Because of the vast replayability and the game’s clever internal logic that allows you to approach situations in a number of different ways, there’s already scores of videos of speedrunners beating all 45 levels in record time, or doing so under ludicrous constraints like zero stamina upgrades. But even for those who don’t like to record themselves playing or competing with experienced speedrunners, the Trial of the Sword still inspires you to improve and continue trying to best your previous performance.
Of course, this idea is present in the main game as well. Producer Eiji Aonuma and the team at Nintendo wanted to make an open-world Zelda game that would emphasize total freedom. The end result was a structured story that could be completed in as little as 45 minutes or after 100 hours, depending on how you decided to spend your time.
Even standard playthroughs gave players the freedom to complete the game’s four main dungeons in any order. The game simply scaled its difficulty appropriately, all the way up to the final fight with Calamity Ganon, which became easier or harder depending on how much progress you make in the main quest.
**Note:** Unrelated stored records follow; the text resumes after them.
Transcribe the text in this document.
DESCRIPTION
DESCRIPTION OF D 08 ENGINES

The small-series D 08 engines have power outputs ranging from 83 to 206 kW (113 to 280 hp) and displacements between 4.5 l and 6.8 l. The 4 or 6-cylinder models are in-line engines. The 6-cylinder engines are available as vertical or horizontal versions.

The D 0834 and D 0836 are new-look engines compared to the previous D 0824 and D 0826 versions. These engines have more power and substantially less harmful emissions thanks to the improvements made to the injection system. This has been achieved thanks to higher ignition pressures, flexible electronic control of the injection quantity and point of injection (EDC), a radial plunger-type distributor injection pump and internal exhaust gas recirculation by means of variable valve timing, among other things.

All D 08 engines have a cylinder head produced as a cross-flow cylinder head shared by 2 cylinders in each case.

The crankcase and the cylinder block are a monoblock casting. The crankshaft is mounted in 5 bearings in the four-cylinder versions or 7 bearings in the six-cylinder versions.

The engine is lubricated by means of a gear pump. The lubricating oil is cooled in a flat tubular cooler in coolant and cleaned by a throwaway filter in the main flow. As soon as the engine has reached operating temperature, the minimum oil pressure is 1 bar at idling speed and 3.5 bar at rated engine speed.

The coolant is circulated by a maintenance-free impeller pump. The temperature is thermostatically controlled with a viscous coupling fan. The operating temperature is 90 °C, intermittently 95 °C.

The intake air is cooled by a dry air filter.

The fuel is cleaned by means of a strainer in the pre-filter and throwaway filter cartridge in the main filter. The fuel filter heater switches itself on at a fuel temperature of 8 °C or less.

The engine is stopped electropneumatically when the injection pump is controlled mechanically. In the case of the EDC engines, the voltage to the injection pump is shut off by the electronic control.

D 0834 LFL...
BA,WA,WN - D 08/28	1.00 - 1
Very rarely does Breath of the Wild tell you, “No, you can’t do that,” which resulted in players finding ever-more-creative ways to accomplish a task or do something nobody thought even possible, like beating the game in under 40 minutes.
The Trial of the Sword replicates that idea on a smaller, more concentrated stage. Much like Eventide Island — the mysterious locale off the eastern shore of Hyrule that similarly stripped players of all weapons, armor, and items — the Trial of the Sword takes all of the game’s best ideas and gives you a tight, well-designed playground to run wild with them. Even if you’re not the kind of person who would ever dare try a full-blown speedrun, there is no better place to have fun with the concept and dip your feet into the speedrunning waters than with Breath of the Wild’s first expansion.